As the world confronts the compounded impacts of the COVID-19 pandemic, climate crisis, and structural injustices, societies are bracing for a protracted and complex period of reassessment, reimagination, and restructuring. The culture and arts sector must be at the table and included in decision-making processes as societies seek to eschew a return to “normal” and instead build back better.
As part of its 2021 program on Humanizing Power of the Arts, Salzburg Global’s Culture and the Arts series will explore the intersections between the arts and culture sector and the following four interrelated strands of work: climate, health, education, and justice. This group will focus on reimagining creativity in education and learning.
By invitation only.
Children today, regardless of where they live, need real world skills to address the needs they will face in the future – skills such as collaboration and teamwork, creativity and imagination, critical thinking and problem solving. Studies show that countries around the world are moving towards an explicit focus on skills such as creativity. With rapid changes in labor markets, business leaders are citing creativity as one of the top skills they are looking for when hiring and promoting employees.
The creative thinking that children develop through play today can support them in everyday challenges, as they contribute to their communities, and eventually as they work to address the world’s social, economic, and political issues.

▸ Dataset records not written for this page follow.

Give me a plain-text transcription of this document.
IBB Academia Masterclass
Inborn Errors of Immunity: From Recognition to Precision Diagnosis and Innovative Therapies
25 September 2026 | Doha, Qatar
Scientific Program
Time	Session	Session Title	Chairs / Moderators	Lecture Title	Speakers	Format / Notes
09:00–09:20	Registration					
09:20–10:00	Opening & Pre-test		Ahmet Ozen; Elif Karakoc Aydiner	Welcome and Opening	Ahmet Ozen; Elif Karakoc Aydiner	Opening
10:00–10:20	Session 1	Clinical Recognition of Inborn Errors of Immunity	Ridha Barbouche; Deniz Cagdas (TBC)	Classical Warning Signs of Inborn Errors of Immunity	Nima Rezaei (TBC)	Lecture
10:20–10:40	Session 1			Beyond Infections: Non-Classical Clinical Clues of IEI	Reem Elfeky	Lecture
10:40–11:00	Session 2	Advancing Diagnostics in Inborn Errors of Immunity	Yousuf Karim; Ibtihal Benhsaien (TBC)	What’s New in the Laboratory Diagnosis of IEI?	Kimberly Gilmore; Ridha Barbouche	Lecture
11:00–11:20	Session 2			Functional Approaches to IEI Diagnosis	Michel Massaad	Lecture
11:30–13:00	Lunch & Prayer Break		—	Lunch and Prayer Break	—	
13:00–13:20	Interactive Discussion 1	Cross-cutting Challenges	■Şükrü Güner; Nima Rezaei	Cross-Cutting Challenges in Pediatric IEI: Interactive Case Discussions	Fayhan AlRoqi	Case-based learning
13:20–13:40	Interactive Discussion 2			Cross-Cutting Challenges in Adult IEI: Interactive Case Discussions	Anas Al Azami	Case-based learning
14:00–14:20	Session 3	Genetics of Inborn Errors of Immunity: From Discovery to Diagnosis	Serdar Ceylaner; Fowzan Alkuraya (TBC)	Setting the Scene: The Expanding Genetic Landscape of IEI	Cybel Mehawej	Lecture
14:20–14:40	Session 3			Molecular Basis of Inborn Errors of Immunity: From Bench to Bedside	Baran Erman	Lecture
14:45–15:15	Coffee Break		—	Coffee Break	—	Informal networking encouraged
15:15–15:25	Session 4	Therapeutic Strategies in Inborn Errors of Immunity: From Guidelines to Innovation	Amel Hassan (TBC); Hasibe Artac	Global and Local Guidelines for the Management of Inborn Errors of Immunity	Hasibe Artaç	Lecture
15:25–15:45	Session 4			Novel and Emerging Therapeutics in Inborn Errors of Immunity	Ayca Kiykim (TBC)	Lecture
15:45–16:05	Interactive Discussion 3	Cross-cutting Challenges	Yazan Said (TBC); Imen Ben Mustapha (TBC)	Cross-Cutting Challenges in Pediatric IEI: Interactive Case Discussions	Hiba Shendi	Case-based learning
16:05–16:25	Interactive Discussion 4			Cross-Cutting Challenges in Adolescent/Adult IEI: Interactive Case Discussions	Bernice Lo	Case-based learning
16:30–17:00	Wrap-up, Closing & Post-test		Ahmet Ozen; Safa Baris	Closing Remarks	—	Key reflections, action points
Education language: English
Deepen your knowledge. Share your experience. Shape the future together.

While there is a widely shared cultural understanding of art and creativity as being a way to express emotions and ideas to others, arts education has often been placed at the periphery of the education field and is often mischaracterized as secondary to STEM subjects. Despite this growing recognition, the arts are often the first subjects to be removed from curricula when education funding is scarce. Urgent action is needed to better support the development of creativity in children, particularly through education systems.

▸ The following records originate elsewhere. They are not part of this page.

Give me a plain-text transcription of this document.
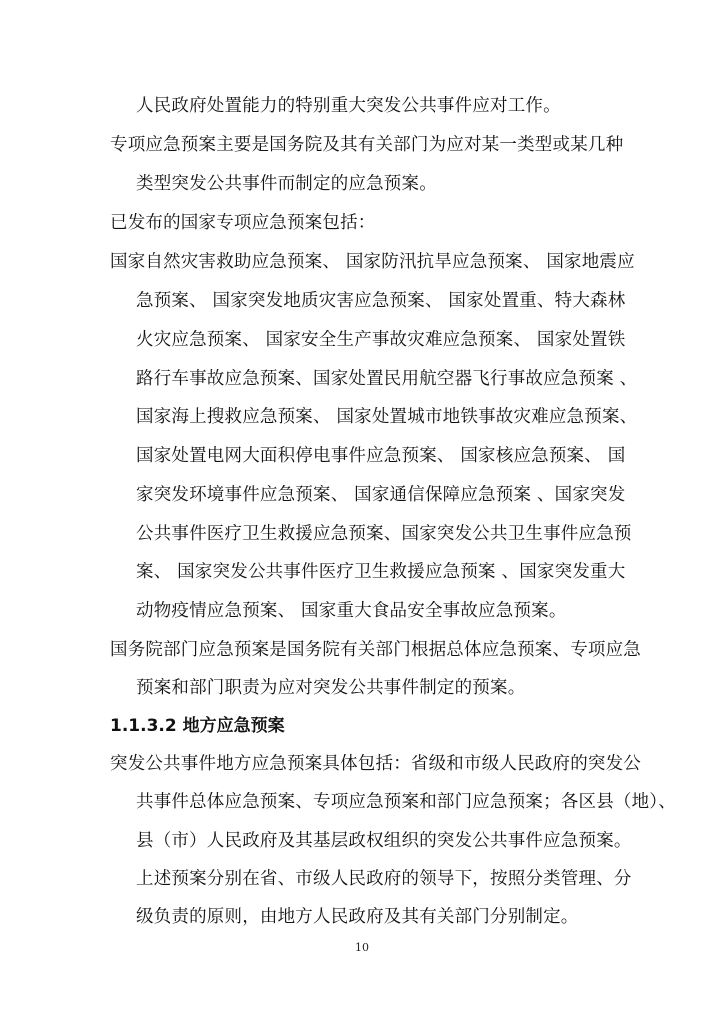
人民政府处置能力的特别重大突发公共事件应对工作。
专项应急预案主要是国务院及其有关部门为应对某一类型或某几种
类型突发公共事件而制定的应急预案。
已发布的国家专项应急预案包括：
国家自然灾害救助应急预案、 国家防汛抗旱应急预案、 国家地震应
急预案、 国家突发地质灾害应急预案、 国家处置重、特大森林
火灾应急预案、 国家安全生产事故灾难应急预案、 国家处置铁
路行车事故应急预案、国家处置民用航空器飞行事故应急预案 、
国家海上搜救应急预案、 国家处置城市地铁事故灾难应急预案、
国家处置电网大面积停电事件应急预案、 国家核应急预案、 国
家突发环境事件应急预案、 国家通信保障应急预案 、国家突发
公共事件医疗卫生救援应急预案、国家突发公共卫生事件应急预
案、 国家突发公共事件医疗卫生救援应急预案 、国家突发重大
动物疫情应急预案、 国家重大食品安全事故应急预案。
国务院部门应急预案是国务院有关部门根据总体应急预案、专项应急
预案和部门职责为应对突发公共事件制定的预案。
1.1.3.2 地方应急预案
突发公共事件地方应急预案具体包括：省级和市级人民政府的突发公
共事件总体应急预案、专项应急预案和部门应急预案；各区县（地）、
县（市）人民政府及其基层政权组织的突发公共事件应急预案。
上述预案分别在省、市级人民政府的领导下，按照分类管理、分
级负责的原则，由地方人民政府及其有关部门分别制定。
10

This 90-min focus group is one of a four-part series framed around the intersections between the arts and culture sector and the following four interrelated strands of work:
The four focus groups will culminate in a three-day hybrid in-person/online program in November 2021, The Humanizing Power of the Arts: Building Back Better.
Each of the four focus groups will include experts in research, policy, and practice from the four respective focus areas: climate, health, education, and justice. They will also be joined by technology innovators, anthropologists, cultural philanthropists, and media representatives.
The culminating three-day hybrid program in November will convene an interdisciplinary and inter-generational group of approximately 60 creative practitioners, researchers, and policymakers from around the globe to forge a crucible for strategic dialogue.